Das zum letztmöglichen Zeitpunkt vom Gemeinderat aufgrund eines Gegen- und Zusatzantrags beschlossene Budget verdient eigentlich seine Bezeichnung gar nicht, zumal schon im Antrag formuliert war, bis 1.6.2008 einen Nachtragsvoranschlag zu entwerfen. Tatsache ist, dass an die 3,5 Miliionen Euro für Kindergärten, Oberstufenrealgymnaisum, Friedhof, Straßenbau, Waldsanierung und Wohngebäudesanierung ausgegeben werden sollen, ein dagegen geradezu vernachlässigbarer Betrag von 85.000 Euro für Kulturveranstaltungen im Zusammenhang mit den Jubiläumsjahren 2008 (750 Jahre Deutsch-Wagram) und 2009 (200 Jahre Schlacht bei Wagram) nicht zur Verfügung stehen wird. Obwohl dieser Betrag, im Gegensatz zu allen anderen Vorhaben, seit über einem Jahr im Mittelfristigen Finanzplan verankert und entsprechend mit seriösen Kostenschätzungen untermauert ist. Ich möchte Sie an dieser Stelle nicht mit weiteren Details – und deren gäbe es viele – langweilen. Nur so viel: Diese Gemeinderatssitzung hat gezeigt, welchen Stellenwert die Kultur in der Parteienlandschaft Deutsch-Wagrams wirklich hat – nämlich gar keinen.

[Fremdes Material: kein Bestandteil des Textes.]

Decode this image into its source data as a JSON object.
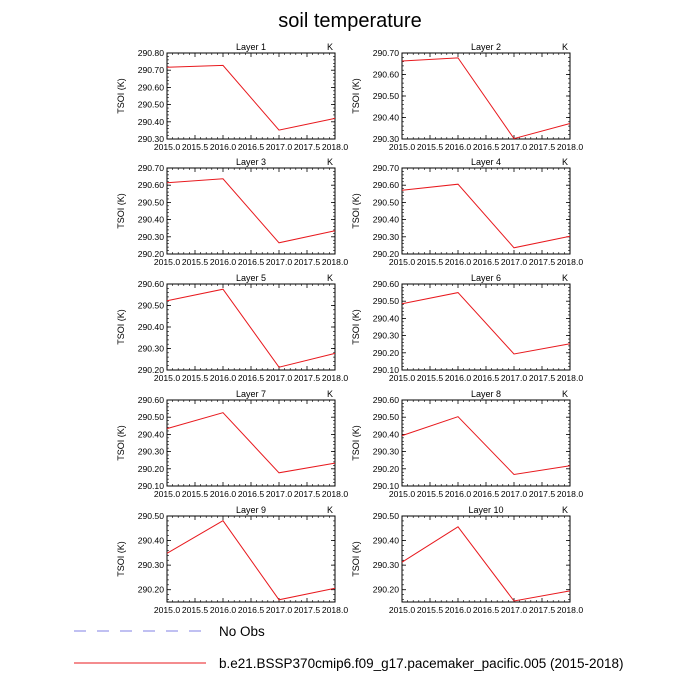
{
  "figure": {
    "title": "soil temperature"
  },
  "chart_data": [
    {
      "type": "line",
      "title": "Layer 1",
      "units": "K",
      "ylabel": "TSOI  (K)",
      "x": [
        2015.0,
        2016.0,
        2017.0,
        2018.0
      ],
      "xlim": [
        2015.0,
        2018.0
      ],
      "xticks": [
        "2015.0",
        "2015.5",
        "2016.0",
        "2016.5",
        "2017.0",
        "2017.5",
        "2018.0"
      ],
      "ylim": [
        290.3,
        290.8
      ],
      "yticks": [
        "290.30",
        "290.40",
        "290.50",
        "290.60",
        "290.70",
        "290.80"
      ],
      "series": [
        {
          "name": "b.e21.BSSP370cmip6.f09_g17.pacemaker_pacific.005 (2015-2018)",
          "values": [
            290.717,
            290.728,
            290.352,
            290.42
          ]
        }
      ]
    },
    {
      "type": "line",
      "title": "Layer 2",
      "units": "K",
      "ylabel": "TSOI  (K)",
      "x": [
        2015.0,
        2016.0,
        2017.0,
        2018.0
      ],
      "xlim": [
        2015.0,
        2018.0
      ],
      "xticks": [
        "2015.0",
        "2015.5",
        "2016.0",
        "2016.5",
        "2017.0",
        "2017.5",
        "2018.0"
      ],
      "ylim": [
        290.3,
        290.7
      ],
      "yticks": [
        "290.30",
        "290.40",
        "290.50",
        "290.60",
        "290.70"
      ],
      "series": [
        {
          "name": "b.e21.BSSP370cmip6.f09_g17.pacemaker_pacific.005 (2015-2018)",
          "values": [
            290.663,
            290.677,
            290.302,
            290.372
          ]
        }
      ]
    },
    {
      "type": "line",
      "title": "Layer 3",
      "units": "K",
      "ylabel": "TSOI  (K)",
      "x": [
        2015.0,
        2016.0,
        2017.0,
        2018.0
      ],
      "xlim": [
        2015.0,
        2018.0
      ],
      "xticks": [
        "2015.0",
        "2015.5",
        "2016.0",
        "2016.5",
        "2017.0",
        "2017.5",
        "2018.0"
      ],
      "ylim": [
        290.2,
        290.7
      ],
      "yticks": [
        "290.20",
        "290.30",
        "290.40",
        "290.50",
        "290.60",
        "290.70"
      ],
      "series": [
        {
          "name": "b.e21.BSSP370cmip6.f09_g17.pacemaker_pacific.005 (2015-2018)",
          "values": [
            290.614,
            290.637,
            290.265,
            290.335
          ]
        }
      ]
    },
    {
      "type": "line",
      "title": "Layer 4",
      "units": "K",
      "ylabel": "TSOI  (K)",
      "x": [
        2015.0,
        2016.0,
        2017.0,
        2018.0
      ],
      "xlim": [
        2015.0,
        2018.0
      ],
      "xticks": [
        "2015.0",
        "2015.5",
        "2016.0",
        "2016.5",
        "2017.0",
        "2017.5",
        "2018.0"
      ],
      "ylim": [
        290.2,
        290.7
      ],
      "yticks": [
        "290.20",
        "290.30",
        "290.40",
        "290.50",
        "290.60",
        "290.70"
      ],
      "series": [
        {
          "name": "b.e21.BSSP370cmip6.f09_g17.pacemaker_pacific.005 (2015-2018)",
          "values": [
            290.571,
            290.606,
            290.236,
            290.303
          ]
        }
      ]
    },
    {
      "type": "line",
      "title": "Layer 5",
      "units": "K",
      "ylabel": "TSOI  (K)",
      "x": [
        2015.0,
        2016.0,
        2017.0,
        2018.0
      ],
      "xlim": [
        2015.0,
        2018.0
      ],
      "xticks": [
        "2015.0",
        "2015.5",
        "2016.0",
        "2016.5",
        "2017.0",
        "2017.5",
        "2018.0"
      ],
      "ylim": [
        290.2,
        290.6
      ],
      "yticks": [
        "290.20",
        "290.30",
        "290.40",
        "290.50",
        "290.60"
      ],
      "series": [
        {
          "name": "b.e21.BSSP370cmip6.f09_g17.pacemaker_pacific.005 (2015-2018)",
          "values": [
            290.522,
            290.576,
            290.213,
            290.277
          ]
        }
      ]
    },
    {
      "type": "line",
      "title": "Layer 6",
      "units": "K",
      "ylabel": "TSOI  (K)",
      "x": [
        2015.0,
        2016.0,
        2017.0,
        2018.0
      ],
      "xlim": [
        2015.0,
        2018.0
      ],
      "xticks": [
        "2015.0",
        "2015.5",
        "2016.0",
        "2016.5",
        "2017.0",
        "2017.5",
        "2018.0"
      ],
      "ylim": [
        290.1,
        290.6
      ],
      "yticks": [
        "290.10",
        "290.20",
        "290.30",
        "290.40",
        "290.50",
        "290.60"
      ],
      "series": [
        {
          "name": "b.e21.BSSP370cmip6.f09_g17.pacemaker_pacific.005 (2015-2018)",
          "values": [
            290.485,
            290.55,
            290.193,
            290.253
          ]
        }
      ]
    },
    {
      "type": "line",
      "title": "Layer 7",
      "units": "K",
      "ylabel": "TSOI  (K)",
      "x": [
        2015.0,
        2016.0,
        2017.0,
        2018.0
      ],
      "xlim": [
        2015.0,
        2018.0
      ],
      "xticks": [
        "2015.0",
        "2015.5",
        "2016.0",
        "2016.5",
        "2017.0",
        "2017.5",
        "2018.0"
      ],
      "ylim": [
        290.1,
        290.6
      ],
      "yticks": [
        "290.10",
        "290.20",
        "290.30",
        "290.40",
        "290.50",
        "290.60"
      ],
      "series": [
        {
          "name": "b.e21.BSSP370cmip6.f09_g17.pacemaker_pacific.005 (2015-2018)",
          "values": [
            290.434,
            290.526,
            290.177,
            290.233
          ]
        }
      ]
    },
    {
      "type": "line",
      "title": "Layer 8",
      "units": "K",
      "ylabel": "TSOI  (K)",
      "x": [
        2015.0,
        2016.0,
        2017.0,
        2018.0
      ],
      "xlim": [
        2015.0,
        2018.0
      ],
      "xticks": [
        "2015.0",
        "2015.5",
        "2016.0",
        "2016.5",
        "2017.0",
        "2017.5",
        "2018.0"
      ],
      "ylim": [
        290.1,
        290.6
      ],
      "yticks": [
        "290.10",
        "290.20",
        "290.30",
        "290.40",
        "290.50",
        "290.60"
      ],
      "series": [
        {
          "name": "b.e21.BSSP370cmip6.f09_g17.pacemaker_pacific.005 (2015-2018)",
          "values": [
            290.393,
            290.503,
            290.167,
            290.218
          ]
        }
      ]
    },
    {
      "type": "line",
      "title": "Layer 9",
      "units": "K",
      "ylabel": "TSOI  (K)",
      "x": [
        2015.0,
        2016.0,
        2017.0,
        2018.0
      ],
      "xlim": [
        2015.0,
        2018.0
      ],
      "xticks": [
        "2015.0",
        "2015.5",
        "2016.0",
        "2016.5",
        "2017.0",
        "2017.5",
        "2018.0"
      ],
      "ylim": [
        290.15,
        290.5
      ],
      "yticks": [
        "290.20",
        "290.30",
        "290.40",
        "290.50"
      ],
      "series": [
        {
          "name": "b.e21.BSSP370cmip6.f09_g17.pacemaker_pacific.005 (2015-2018)",
          "values": [
            290.348,
            290.481,
            290.159,
            290.206
          ]
        }
      ]
    },
    {
      "type": "line",
      "title": "Layer 10",
      "units": "K",
      "ylabel": "TSOI  (K)",
      "x": [
        2015.0,
        2016.0,
        2017.0,
        2018.0
      ],
      "xlim": [
        2015.0,
        2018.0
      ],
      "xticks": [
        "2015.0",
        "2015.5",
        "2016.0",
        "2016.5",
        "2017.0",
        "2017.5",
        "2018.0"
      ],
      "ylim": [
        290.15,
        290.5
      ],
      "yticks": [
        "290.20",
        "290.30",
        "290.40",
        "290.50"
      ],
      "series": [
        {
          "name": "b.e21.BSSP370cmip6.f09_g17.pacemaker_pacific.005 (2015-2018)",
          "values": [
            290.312,
            290.456,
            290.154,
            290.195
          ]
        }
      ]
    }
  ],
  "legend": {
    "entries": [
      {
        "label": "No Obs",
        "style": "dashed",
        "color": "#8080e6"
      },
      {
        "label": "b.e21.BSSP370cmip6.f09_g17.pacemaker_pacific.005 (2015-2018)",
        "style": "solid",
        "color": "#e8191e"
      }
    ]
  },
  "colors": {
    "series_line": "#e8191e",
    "axis": "#000000",
    "no_obs_line": "#8080e6"
  }
}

Nur eine Stimme gab es gegen diesen Voranschlag, nämlich meine.
 
Am 1. April 2005 hieß ich Künstler und Publikum zu meiner ersten Veranstaltung willkommen. Kurioserweise am 3. Jahrestag muss ich schweren Herzens meinen Rücktritt bekanntgeben. Ich danke den Hunderten KünstlerInnen für ihre tollen Darbietungen in den letzten drei Jahren und den vielen BesucherInnen, die bei fast allen der über 50 Veranstaltungen anwesend waren.
 
Alle KünstlerInnen, Vereine und sonstige Institutionen, mit denen ich bereits mündliche Vereinbarungen für künftige Ereignisse getroffen habe, bitte ich um Verständnis dafür, wenn nicht alles so realisiert werden wird wie besprochen.